Everyone has treasures put away. I still have some of my early-childhood books, and a big box of (mostly Canadian) pennies. Total worth: not much, really.
But I have a little box in which I keep my real treasures.
One is a stone I found when I was maybe six years old. It’s a perfect spiral made of quartz, and I knew even then that it was extraordinary. I know now that it’s a real fossil: some casting from a long-dead creature that burrowed in the mud. All of my uncles collected rocks, and I accused them (at the age of six!) of planting it so that I could find it, and they all denied it. I think, after all these years, I believe them, because in the rain and mud of Washington state, how could they have planted it and been sure that I’d find it?

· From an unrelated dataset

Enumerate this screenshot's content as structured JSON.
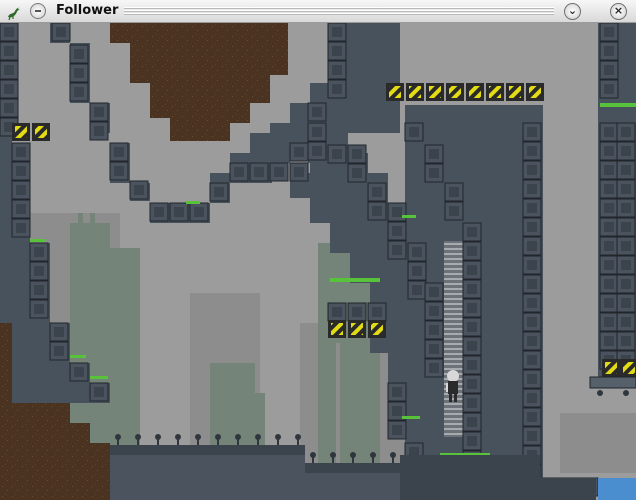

Another is a cheap plastic coin I got in a bag of Fritos sometime in the early 1960s. They were doing a space-exploration series; I think I had John Glenn and Alan Shepard too. But I really only liked Laika the Russian space dog. Poor little thing: shot into space, and never seen again. I still have her coin, and I still remember her.
Also a little plastic Bible, about the size of a raisin. If you look into the little lens on the bottom, you can read the Lord’s Prayer. Miraculous!
Also a plastic cigarette, actual size. The filter comes off, and it’s a pen.
All these stupid little things were precious to me in my childhood. I’ve managed to hang onto them for fifty years!
And, at least once a year, I get out the box and check to make sure they’re all still there.
Because they are still precious to me.